Beitrag von Strich »

Bla blub. 4/20 ist mir auch klar. Ich teile auch deine Abgrenzung. Ich teile nur nicht deine Subsumtion. Der Fall in 3/20 hätte auch lauten können:
Das Vordergericht hat in rechtsbeugerischer Weise auf eine Strafe erkannt. Es war daher aufzuheben und der Angeklagte zu der im Tenor ausgesprochenen rechtsstaatlichen Strafe zu verurteilen.
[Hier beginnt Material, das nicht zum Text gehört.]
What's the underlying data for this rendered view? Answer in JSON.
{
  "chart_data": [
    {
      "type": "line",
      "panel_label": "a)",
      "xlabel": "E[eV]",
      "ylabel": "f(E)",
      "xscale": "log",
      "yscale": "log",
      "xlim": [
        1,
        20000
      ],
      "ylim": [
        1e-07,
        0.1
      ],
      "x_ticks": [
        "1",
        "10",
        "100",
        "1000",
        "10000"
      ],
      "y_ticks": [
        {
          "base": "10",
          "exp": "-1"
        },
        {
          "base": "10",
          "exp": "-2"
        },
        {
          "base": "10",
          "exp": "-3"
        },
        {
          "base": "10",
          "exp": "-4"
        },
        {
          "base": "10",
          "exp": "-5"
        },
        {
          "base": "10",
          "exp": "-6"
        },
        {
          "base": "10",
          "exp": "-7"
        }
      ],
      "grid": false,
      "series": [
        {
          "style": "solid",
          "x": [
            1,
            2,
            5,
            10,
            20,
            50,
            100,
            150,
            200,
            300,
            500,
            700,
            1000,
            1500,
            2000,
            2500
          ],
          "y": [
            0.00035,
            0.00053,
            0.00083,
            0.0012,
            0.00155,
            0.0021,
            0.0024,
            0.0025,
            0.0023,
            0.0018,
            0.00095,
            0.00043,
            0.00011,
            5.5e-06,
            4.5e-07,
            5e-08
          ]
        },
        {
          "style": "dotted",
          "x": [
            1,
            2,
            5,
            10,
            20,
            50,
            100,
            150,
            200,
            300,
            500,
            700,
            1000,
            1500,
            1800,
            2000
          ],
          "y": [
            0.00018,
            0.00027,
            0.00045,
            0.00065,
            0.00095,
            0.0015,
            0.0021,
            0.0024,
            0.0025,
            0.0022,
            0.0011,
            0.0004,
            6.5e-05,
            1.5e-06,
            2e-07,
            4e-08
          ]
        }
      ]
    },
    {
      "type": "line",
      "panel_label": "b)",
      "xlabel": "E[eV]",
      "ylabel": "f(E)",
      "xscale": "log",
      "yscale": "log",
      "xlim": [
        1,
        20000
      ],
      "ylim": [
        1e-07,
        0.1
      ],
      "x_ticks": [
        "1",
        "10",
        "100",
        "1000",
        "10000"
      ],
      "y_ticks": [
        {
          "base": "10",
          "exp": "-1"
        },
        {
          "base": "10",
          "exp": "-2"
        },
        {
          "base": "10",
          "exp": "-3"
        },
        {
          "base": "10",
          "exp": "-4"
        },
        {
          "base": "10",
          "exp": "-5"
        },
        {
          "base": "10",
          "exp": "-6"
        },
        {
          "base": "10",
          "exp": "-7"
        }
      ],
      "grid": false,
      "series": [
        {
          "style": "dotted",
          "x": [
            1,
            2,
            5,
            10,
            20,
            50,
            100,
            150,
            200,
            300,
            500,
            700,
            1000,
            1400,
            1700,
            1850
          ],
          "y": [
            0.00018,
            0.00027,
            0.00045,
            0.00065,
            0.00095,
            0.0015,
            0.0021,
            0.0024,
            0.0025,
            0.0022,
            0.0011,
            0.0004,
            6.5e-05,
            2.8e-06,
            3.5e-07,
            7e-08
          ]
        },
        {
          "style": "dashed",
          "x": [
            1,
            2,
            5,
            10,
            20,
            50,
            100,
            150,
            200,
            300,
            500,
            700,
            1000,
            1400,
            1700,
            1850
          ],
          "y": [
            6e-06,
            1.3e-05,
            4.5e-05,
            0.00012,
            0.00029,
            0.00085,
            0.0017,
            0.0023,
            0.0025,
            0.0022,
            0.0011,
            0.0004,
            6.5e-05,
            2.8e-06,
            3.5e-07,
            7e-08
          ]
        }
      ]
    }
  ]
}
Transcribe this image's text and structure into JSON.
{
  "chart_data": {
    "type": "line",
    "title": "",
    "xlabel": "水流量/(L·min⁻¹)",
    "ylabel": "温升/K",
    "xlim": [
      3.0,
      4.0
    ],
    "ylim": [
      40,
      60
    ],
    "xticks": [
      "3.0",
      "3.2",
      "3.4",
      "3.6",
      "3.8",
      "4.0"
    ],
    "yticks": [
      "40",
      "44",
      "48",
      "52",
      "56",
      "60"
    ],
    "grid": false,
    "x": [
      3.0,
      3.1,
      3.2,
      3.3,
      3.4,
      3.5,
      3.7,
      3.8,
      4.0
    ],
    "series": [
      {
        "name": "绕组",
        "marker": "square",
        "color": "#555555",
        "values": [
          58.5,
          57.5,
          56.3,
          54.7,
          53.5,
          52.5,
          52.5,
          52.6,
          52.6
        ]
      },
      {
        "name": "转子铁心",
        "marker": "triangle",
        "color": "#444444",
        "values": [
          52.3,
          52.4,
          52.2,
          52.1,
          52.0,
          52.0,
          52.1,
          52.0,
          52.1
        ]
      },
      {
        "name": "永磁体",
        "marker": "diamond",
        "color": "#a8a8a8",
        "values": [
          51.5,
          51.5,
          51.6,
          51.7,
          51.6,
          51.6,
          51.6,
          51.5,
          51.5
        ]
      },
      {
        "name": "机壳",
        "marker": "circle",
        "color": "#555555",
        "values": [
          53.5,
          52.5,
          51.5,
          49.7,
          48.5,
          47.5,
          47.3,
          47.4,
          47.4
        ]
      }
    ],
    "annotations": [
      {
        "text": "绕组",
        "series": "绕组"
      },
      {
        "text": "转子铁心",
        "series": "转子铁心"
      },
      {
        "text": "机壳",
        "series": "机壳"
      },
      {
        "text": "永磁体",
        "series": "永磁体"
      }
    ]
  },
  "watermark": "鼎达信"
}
Das hälst du also für in Ordnung (nur weil sich das Obergericht noch mit der Strafe des Vordergerichts "auseinandergesetzt" hat)? Dann frage ich mich, warum dich das Argument aus 4/20 nicht überzeugte, die Nennung der Handlungen der Kanzlerin seien "Beispiele" gewesen, an denen das Merkmal "Eignung zur Störung etc" deutlich gemacht werden sollte. Denn auch hier ist dein formaler Einwand, der Richter beschäftige sich mit einem TBM, was ihm zur Prüfung vorlag, erfüllt. Diese Beispielaufzählungen sind auch überhaupt nichts Ungewöhnliches. Dass der BGH das Ganze (zutreffend) unter Hinweis darauf, dass das Beispiel offensichtlich aus anderen Gründen keine Volksverhetzung darstellte und sich deshalb nicht eignete, zurückwies, betrifft ja nun nicht mehr den Punkt "Auslegung eines TBM".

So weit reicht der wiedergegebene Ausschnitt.